Non è una novità che il calcio italiano sia ammalato di provincialismo e di ipocrisia. Lo abbiamo sotto gli occhi ogni domenica quando un giocatore segna alla sua vecchia squadra. Si produce in grandi sforzi per non esultare, quando avrebbe una grande idea una voglia di saltare, urlare, fare piroette. E quando qualcuno, al contrario, fa il suo dovere di calciatore dopo un gol, cioè esultando, è accusato di non essere rispettoso perché bisogna esserlo contro l’avversario, soprattutto se ha indossato la sua maglia.
E’ innegabile che sia un tema poco appassionante, ma per svelare tanta ipocrisia basta prendere come argomento il passaggio all’Inter (che per i tifosi bianconeri è il male assoluto) di Beppe Marotta, apprezzato e vincente manager dalla Juventus (rapporti interrotti bruscamente). Bene, di là dalla singolarità, per i tifosi, di sentire un dirigente che ha fatto grande la Juve dire, il giorno di presentazione, che il suo compito è di far ritornare grande l’Inter, tutto dovrebbe rientrare in una normale dinamica e moderna visione del calcio d’oggi. Sarebbe troppo facile.

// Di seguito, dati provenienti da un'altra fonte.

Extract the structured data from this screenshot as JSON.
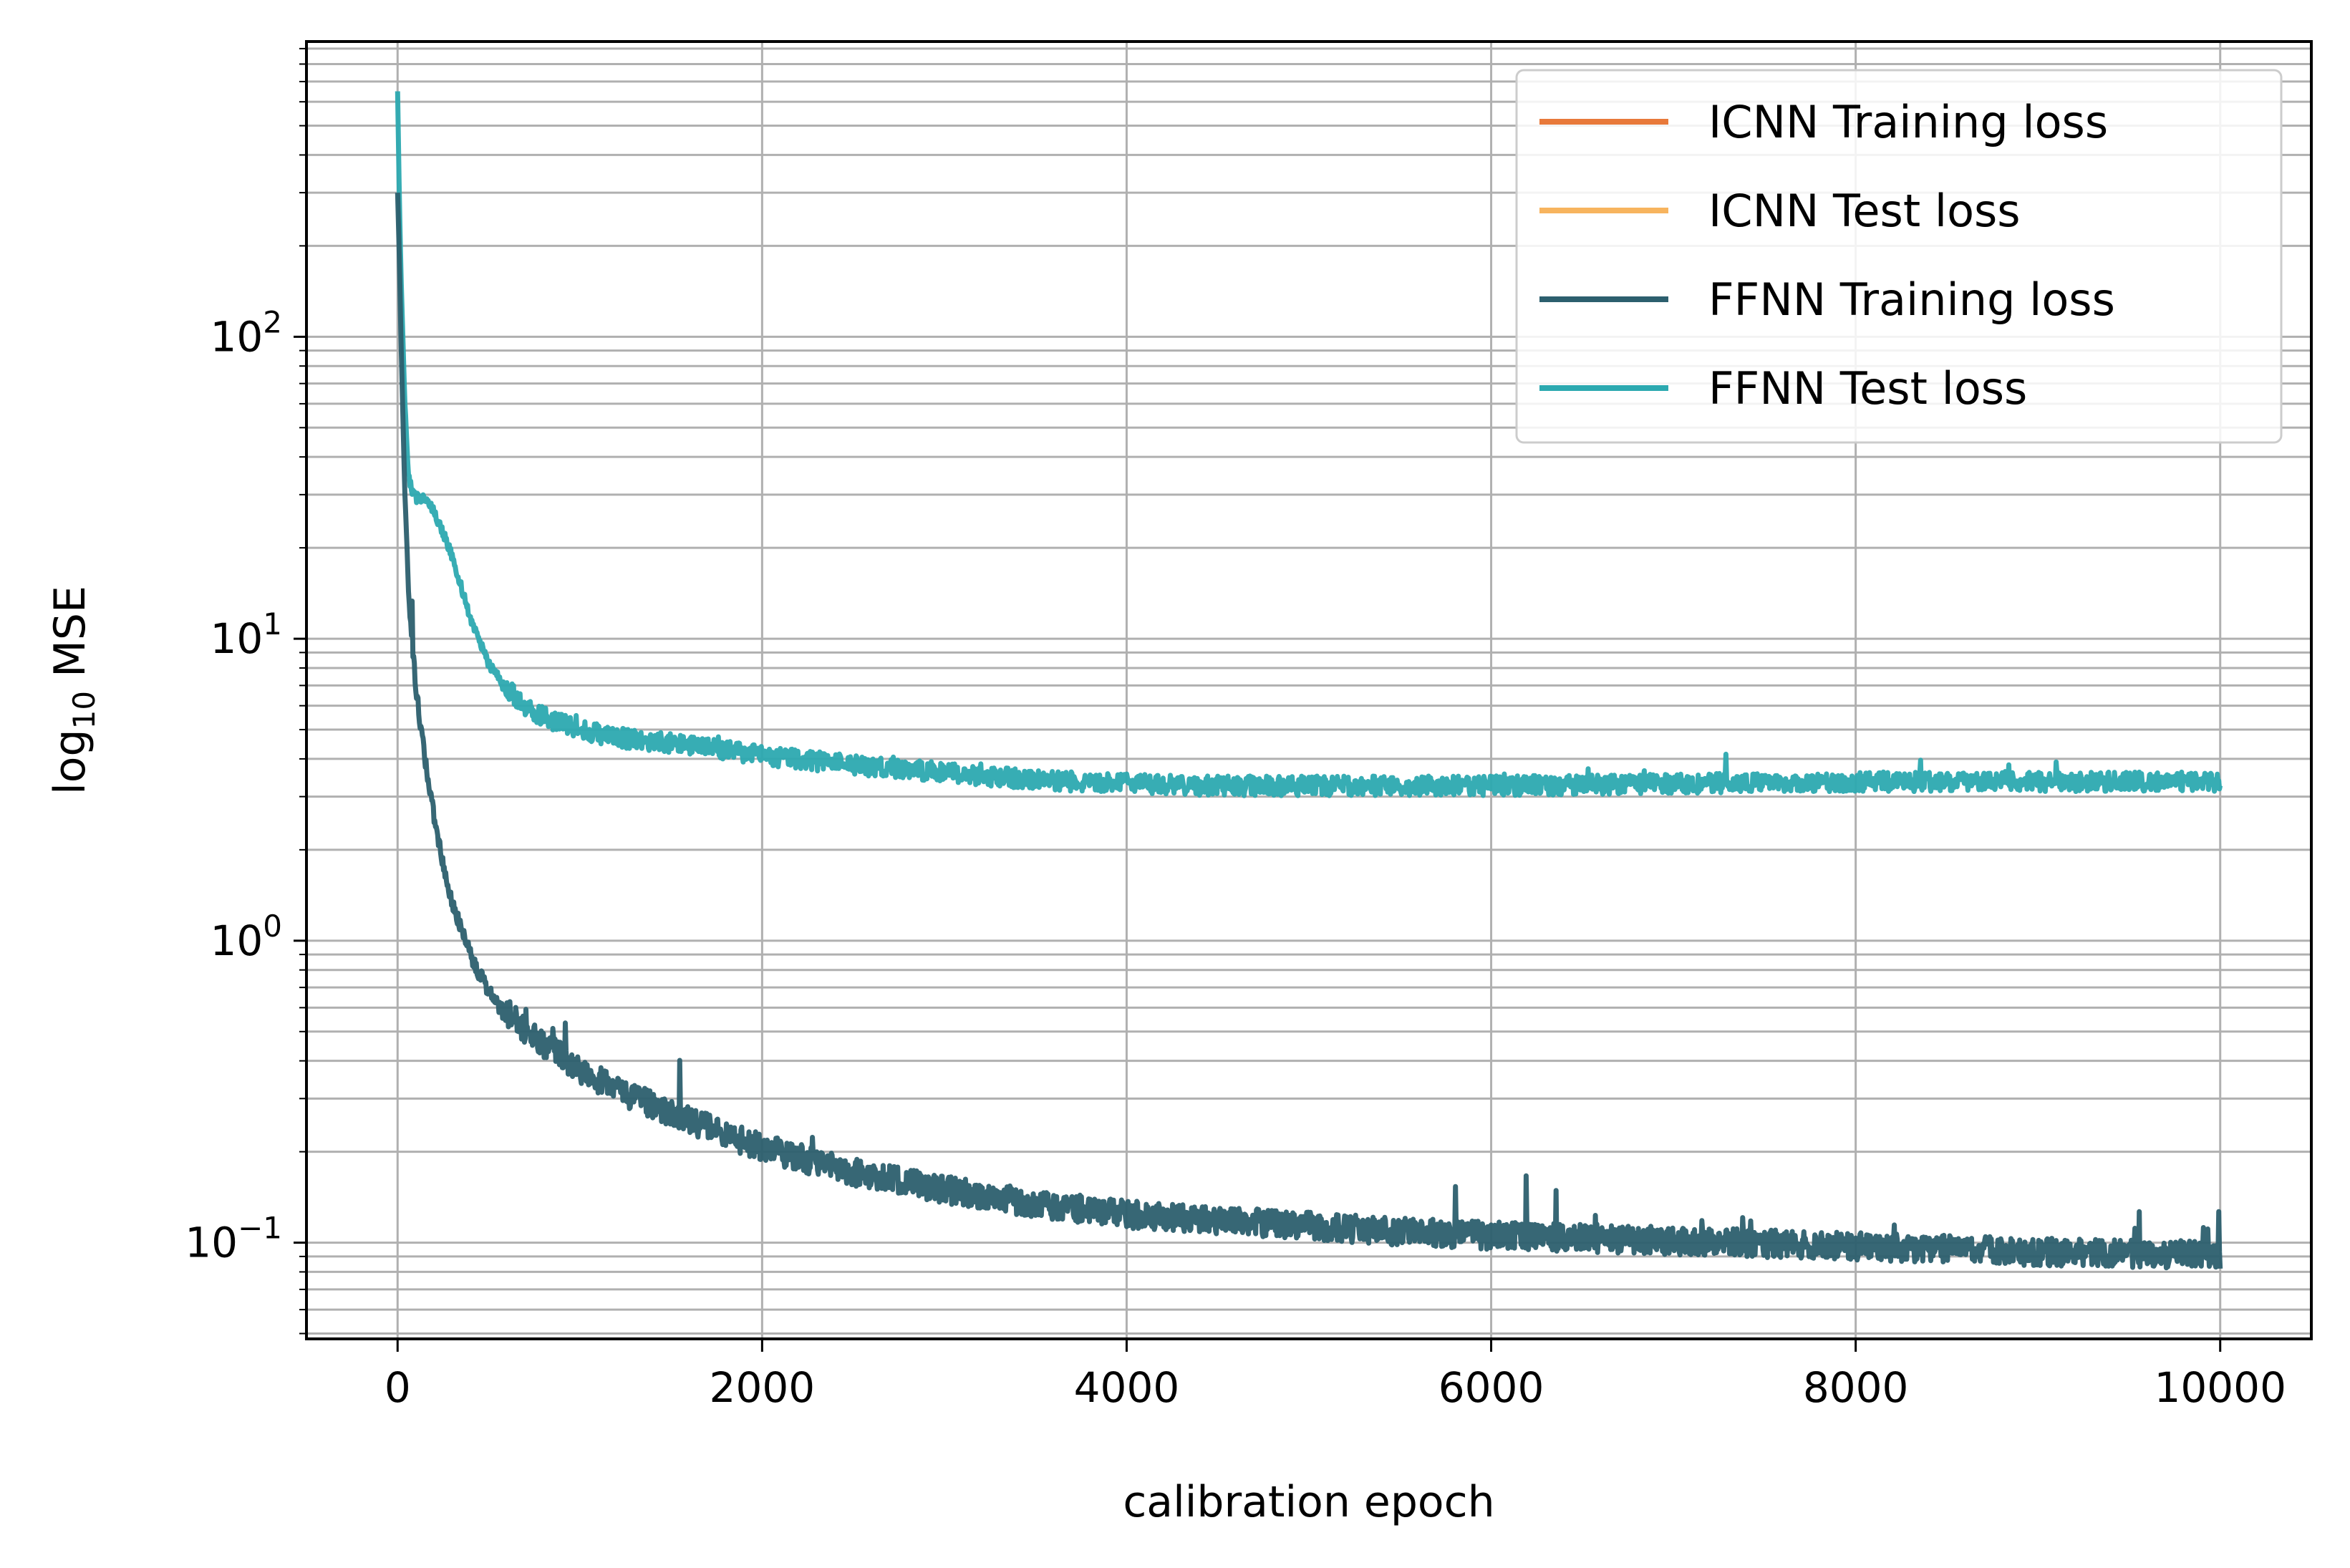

E a dare la stura alla polemichetta è stato Pavel Nedved, vicepresidente della Juve, compagno affezionato in tribuna e in abbracci su tutti i campi d’Italia e d’Europa: “Si vede che Beppe non era juventino”. In sovrappiù i siti di tanti giornali hanno consegnato ai tifosi le foto di Marotta che si abbraccia con Zanetti e i nuovi compagni di avventura dopo la sofferta vittoria dell’Inter contro l’Udinese, facendo passare l’immagine come un fatto straordinario.
Nell’ambiente calcio tutti si sciacquano la bocca con la parola professionismo, ma non ne intendono il termine. Un manager professionista non fa altro che inseguire uno scopo, cioè migliorare la produttività dell’azienda per cui lavora e felicitarsi per i successi conseguiti. Punto e basta. Beppe Marotta ha lavorato con dedizione ottenendo successi straordinari alla Juve ed ha voltato pagina. Nessuno si meravigliò, anni fa, quando in tribuna esultò dopo una vittoria contro la Sampdoria, la sua squadra precedente, ma tutti si torcono le budella perché ha esultato in tribuna a San Siro per un golletto dell’Inter. Pura ipocrisia.
Probabilmente Marotta non è mai stato sampdoriano (dopo tanti anni), non lo è stato juventino (come dice Nedved), non lo sarà per sempre, tranne questa parentesi, nerazzurro. E’ soltanto un manager che fa il suo dovere, come lo è il calciatore che fa gol per la propria squadra e che per rispetto dovrebbe esultare lasciando esplodere la propria lecita felicità. Come dire: “Ho fatto gol per voi e sono stato felice, ora faccio gol per i vostri avversari e voglio essere libero di gioire”. Ecco, Beppe Marotta ha tutto il diritto di festeggiare e di lavorare per far dire a Nedved: “Beppe Marotta è interista”.